The Man Who Spoke Snakish - изображение 21he forest has changed. Even the trees are not as they were, or I don’t recognize them; they have become alien to me. I don’t mean that their trunks have become thicker, their crowns broader, and their tops stretch ever higher; that is all natural. There is something apart from the usual growth; the forest has become careless. It grows in any old way; it sheds leaves where previously the paths were clear. It has become tangled and shaggy. It is no longer a home but lives its own life and breathes to its own set rhythm. You might almost think that the forest is itself to blame for the people leaving its midst, because it behaves like a conqueror, spreading out in the footsteps of its former master. It was the people that vacated the place, and just as they let loose their own wolves, so they released the forest from its bonds and it dispersed itself like a pile of mold. Going to the spring, I’m constantly finding it off the footpath, and I stamp back the footpath into the ground, and the forest falls with an insulted rustle back into a coma, only to gain consciousness and spring back the next moment, stretching out its branches and leaves and covering the ancient human paths with needles. One day I will no longer go to the spring, and then the power will finally be in its hands.
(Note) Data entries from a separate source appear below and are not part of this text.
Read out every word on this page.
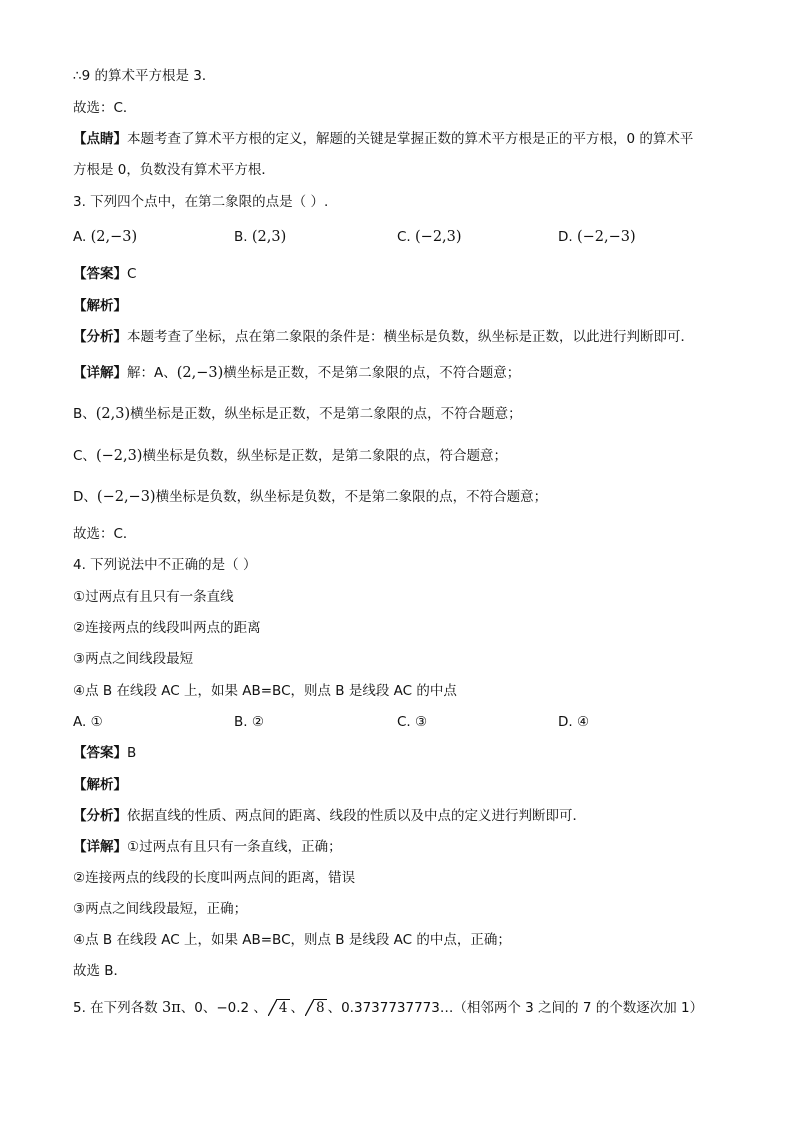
∴9 的算术平方根是 3．
故选：C．
【点睛】本题考查了算术平方根的定义，解题的关键是掌握正数的算术平方根是正的平方根，0 的算术平
方根是 0，负数没有算术平方根．
3. 下列四个点中，在第二象限的点是（ ）.
A. (2,−3)	B. (2,3)	C. (−2,3)	D. (−2,−3)
【答案】C
【解析】
【分析】本题考查了坐标，点在第二象限的条件是：横坐标是负数，纵坐标是正数，以此进行判断即可．
【详解】解：A、(2,−3)横坐标是正数，不是第二象限的点，不符合题意；
B、(2,3)横坐标是正数，纵坐标是正数，不是第二象限的点，不符合题意；
C、(−2,3)横坐标是负数，纵坐标是正数，是第二象限的点，符合题意；
D、(−2,−3)横坐标是负数，纵坐标是负数，不是第二象限的点，不符合题意；
故选：C．
4. 下列说法中不正确的是（ ）
①过两点有且只有一条直线
②连接两点的线段叫两点的距离
③两点之间线段最短
④点 B 在线段 AC 上，如果 AB=BC，则点 B 是线段 AC 的中点
A. ①	B. ②	C. ③	D. ④
【答案】B
【解析】
【分析】依据直线的性质、两点间的距离、线段的性质以及中点的定义进行判断即可．
【详解】①过两点有且只有一条直线，正确；
②连接两点的线段的长度叫两点间的距离，错误
③两点之间线段最短，正确；
④点 B 在线段 AC 上，如果 AB=BC，则点 B 是线段 AC 的中点，正确；
故选 B．
5. 在下列各数 3π、0、−0.2 、 4 、 8 、0.3737737773…（相邻两个 3 之间的 7 的个数逐次加 1）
Of course there are still the villagers, and they come here sometimes to pick berries, mushrooms, or brushwood, but they are no match for the forest. They are afraid of the forest, much more than needs be, and to increase their terror they have invented all sorts of monsters — werewolves, leprechauns, and ghosts. These poor idiots even believe in sprites; Ülgas the Sage can really rest assured that he has good disciples and plenty of them. Strange that Snakish has been forgotten while belief in fairies remains. Stupidity is stronger than wisdom. Ignorance is as tough as a tree root that bores into the ground where people once walked. The forest is proliferating; the village people are on the increase — but I am the last man who knows Snakish.